Le clou de la semaine, c’est un couple d’Orites à longue queue, anciennement Mésanges à longue queue. Le manège de deux oiseaux venant s’enfiler vivement sous des feuilles de lierre m’a intrigué. J’ai alors vu qu’ils apportaient mousse et lichen pour leur nid, à peine visible. Il a fallu attendre 45 minutes après que je les aie repérés pour qu’ils s’approchent à nouveau. Dès lors, j’ai fait partie du décor et ils ont continué leurs livraisons, aussi les jours suivants. Jour 1 : mousse et lichen, jour 2 : soies de sanglier, jour 3 plumes et duvet. Le nid doit être d’un grand confort.

Et non, il y a une autre observation qui mérite le titre de clou de la semaine : une chauve-souris sortie à la chasse aux insectes en plein après-midi. Impossible malheureusement de l’identifier.

Quelques oiseaux d’eau, avec un « train » de Grèbes castagneux …

… des Grèbes huppés …

… des Nettes rousses …

… et de jolis Fuligules morillons.

Les Grands cormorans ont commencer à reprendre possession de leurs nids.
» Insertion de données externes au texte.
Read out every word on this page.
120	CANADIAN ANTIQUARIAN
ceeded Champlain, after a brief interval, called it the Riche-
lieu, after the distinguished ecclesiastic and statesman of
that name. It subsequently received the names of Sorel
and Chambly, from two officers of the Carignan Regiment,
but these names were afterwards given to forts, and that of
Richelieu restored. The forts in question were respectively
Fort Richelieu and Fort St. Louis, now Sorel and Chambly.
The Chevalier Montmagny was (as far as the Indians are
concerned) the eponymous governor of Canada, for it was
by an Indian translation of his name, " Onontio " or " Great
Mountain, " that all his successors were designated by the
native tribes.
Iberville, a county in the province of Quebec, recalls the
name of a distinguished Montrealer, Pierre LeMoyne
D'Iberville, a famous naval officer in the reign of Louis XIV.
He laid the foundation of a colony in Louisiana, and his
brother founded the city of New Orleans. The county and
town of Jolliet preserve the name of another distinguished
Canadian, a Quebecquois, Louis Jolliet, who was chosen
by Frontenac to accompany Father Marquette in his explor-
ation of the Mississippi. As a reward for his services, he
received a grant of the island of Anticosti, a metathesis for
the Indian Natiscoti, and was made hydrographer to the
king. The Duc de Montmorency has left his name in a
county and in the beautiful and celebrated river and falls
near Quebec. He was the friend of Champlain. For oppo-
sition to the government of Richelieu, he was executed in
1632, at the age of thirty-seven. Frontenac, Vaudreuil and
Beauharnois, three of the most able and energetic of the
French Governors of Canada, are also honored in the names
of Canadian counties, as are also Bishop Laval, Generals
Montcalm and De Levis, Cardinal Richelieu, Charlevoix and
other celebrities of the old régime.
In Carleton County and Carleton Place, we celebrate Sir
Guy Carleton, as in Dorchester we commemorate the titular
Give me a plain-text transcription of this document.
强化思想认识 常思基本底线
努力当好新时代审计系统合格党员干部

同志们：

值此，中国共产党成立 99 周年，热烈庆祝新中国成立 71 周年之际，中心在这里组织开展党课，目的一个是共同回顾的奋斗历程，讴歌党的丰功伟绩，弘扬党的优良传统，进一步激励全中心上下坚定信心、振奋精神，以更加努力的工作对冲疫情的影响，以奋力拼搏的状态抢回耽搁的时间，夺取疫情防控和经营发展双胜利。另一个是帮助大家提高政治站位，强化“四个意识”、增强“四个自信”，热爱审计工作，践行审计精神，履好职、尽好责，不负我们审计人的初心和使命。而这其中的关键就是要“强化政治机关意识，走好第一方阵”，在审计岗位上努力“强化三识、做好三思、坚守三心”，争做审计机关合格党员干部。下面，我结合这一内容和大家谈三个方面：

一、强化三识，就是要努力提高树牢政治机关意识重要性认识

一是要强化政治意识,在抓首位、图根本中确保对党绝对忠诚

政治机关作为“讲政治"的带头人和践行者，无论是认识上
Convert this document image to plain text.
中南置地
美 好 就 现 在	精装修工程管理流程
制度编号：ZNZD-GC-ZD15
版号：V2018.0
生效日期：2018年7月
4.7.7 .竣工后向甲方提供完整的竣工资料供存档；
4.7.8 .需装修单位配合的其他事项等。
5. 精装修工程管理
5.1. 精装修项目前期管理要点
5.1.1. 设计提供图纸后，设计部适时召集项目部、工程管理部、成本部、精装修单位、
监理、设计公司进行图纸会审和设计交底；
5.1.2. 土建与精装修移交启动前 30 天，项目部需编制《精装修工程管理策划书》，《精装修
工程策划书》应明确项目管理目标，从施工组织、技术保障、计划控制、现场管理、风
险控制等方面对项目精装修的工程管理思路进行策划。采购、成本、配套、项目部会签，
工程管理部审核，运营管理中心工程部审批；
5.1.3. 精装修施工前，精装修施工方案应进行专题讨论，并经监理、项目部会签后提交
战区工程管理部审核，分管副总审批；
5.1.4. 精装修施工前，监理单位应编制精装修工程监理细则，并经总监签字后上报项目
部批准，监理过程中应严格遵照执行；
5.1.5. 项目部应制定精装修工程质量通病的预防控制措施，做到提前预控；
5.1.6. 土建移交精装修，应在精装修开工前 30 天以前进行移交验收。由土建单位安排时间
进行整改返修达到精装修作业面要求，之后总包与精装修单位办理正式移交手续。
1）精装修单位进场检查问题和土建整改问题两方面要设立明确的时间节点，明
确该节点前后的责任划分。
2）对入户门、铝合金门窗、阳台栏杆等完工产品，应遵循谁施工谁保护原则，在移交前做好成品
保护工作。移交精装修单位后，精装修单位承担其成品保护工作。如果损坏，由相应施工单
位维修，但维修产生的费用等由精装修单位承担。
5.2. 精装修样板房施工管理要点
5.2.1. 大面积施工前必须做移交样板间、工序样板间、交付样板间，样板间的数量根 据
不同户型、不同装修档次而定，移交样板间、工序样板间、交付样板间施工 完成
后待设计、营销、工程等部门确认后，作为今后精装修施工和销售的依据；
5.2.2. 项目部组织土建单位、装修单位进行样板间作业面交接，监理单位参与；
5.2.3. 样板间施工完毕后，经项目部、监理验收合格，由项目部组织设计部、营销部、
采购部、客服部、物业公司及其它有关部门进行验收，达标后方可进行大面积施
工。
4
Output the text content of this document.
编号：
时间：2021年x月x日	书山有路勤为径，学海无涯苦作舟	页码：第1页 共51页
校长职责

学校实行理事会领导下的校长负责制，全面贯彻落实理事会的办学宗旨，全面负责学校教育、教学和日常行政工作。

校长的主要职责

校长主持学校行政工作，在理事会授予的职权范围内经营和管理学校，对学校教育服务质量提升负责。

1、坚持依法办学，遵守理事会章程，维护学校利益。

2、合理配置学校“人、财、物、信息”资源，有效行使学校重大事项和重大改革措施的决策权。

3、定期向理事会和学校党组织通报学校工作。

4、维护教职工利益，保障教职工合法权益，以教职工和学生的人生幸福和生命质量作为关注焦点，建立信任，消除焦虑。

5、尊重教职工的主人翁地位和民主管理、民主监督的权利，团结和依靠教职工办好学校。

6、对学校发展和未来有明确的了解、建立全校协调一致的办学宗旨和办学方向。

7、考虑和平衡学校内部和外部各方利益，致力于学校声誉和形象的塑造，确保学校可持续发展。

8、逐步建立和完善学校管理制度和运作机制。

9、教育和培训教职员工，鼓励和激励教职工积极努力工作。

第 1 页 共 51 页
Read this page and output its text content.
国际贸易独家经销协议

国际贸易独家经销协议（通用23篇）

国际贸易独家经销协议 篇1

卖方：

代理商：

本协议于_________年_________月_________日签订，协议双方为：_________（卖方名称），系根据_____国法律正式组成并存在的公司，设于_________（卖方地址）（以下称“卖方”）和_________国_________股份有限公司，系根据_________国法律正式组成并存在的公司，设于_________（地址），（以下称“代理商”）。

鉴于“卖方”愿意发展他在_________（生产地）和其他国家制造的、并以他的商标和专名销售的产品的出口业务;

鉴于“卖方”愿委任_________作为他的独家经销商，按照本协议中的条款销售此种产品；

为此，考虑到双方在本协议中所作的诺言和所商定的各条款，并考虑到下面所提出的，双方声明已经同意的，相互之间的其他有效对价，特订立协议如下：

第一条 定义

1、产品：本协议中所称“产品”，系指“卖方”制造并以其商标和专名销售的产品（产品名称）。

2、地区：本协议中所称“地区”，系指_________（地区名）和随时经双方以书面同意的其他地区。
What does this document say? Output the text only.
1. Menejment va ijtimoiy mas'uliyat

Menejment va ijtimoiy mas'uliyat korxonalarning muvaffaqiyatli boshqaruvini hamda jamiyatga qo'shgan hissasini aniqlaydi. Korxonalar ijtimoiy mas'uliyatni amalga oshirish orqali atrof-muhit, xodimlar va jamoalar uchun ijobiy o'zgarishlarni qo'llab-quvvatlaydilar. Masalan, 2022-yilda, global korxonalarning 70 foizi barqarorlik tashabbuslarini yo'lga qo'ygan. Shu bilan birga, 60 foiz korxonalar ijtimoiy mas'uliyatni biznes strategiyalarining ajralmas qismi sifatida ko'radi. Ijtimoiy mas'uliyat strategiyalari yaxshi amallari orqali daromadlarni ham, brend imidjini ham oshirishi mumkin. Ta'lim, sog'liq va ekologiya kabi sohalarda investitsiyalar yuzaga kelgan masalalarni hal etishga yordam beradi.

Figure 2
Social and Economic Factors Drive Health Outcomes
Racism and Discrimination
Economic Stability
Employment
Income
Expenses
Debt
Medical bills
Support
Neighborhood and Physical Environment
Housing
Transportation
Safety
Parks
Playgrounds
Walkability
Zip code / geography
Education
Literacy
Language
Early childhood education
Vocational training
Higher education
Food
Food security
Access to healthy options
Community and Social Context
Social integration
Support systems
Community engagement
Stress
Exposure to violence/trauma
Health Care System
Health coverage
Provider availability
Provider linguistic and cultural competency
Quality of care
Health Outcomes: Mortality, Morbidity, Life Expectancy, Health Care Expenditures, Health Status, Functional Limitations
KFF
Ces entassements de branchages semblent bien résister au vent et au poids des oiseaux.

Des Mouettes rieuses sur une jetée respectent scrupuleusement les interdictions.

Une rencontre inattendue dans un bosquet. Le Chevreuil a entendu le déclenchement de l’appareil photo mais, n’en percevant pas bien l’origine, a fait un bond vers moi avant de changer de direction.

Et une autre rencontre, inattendue au point que les photos sont mauvaises : une petite compagnie de 8 sangliers, qui a débouché d’un taillis et a traversé le pré devant moi.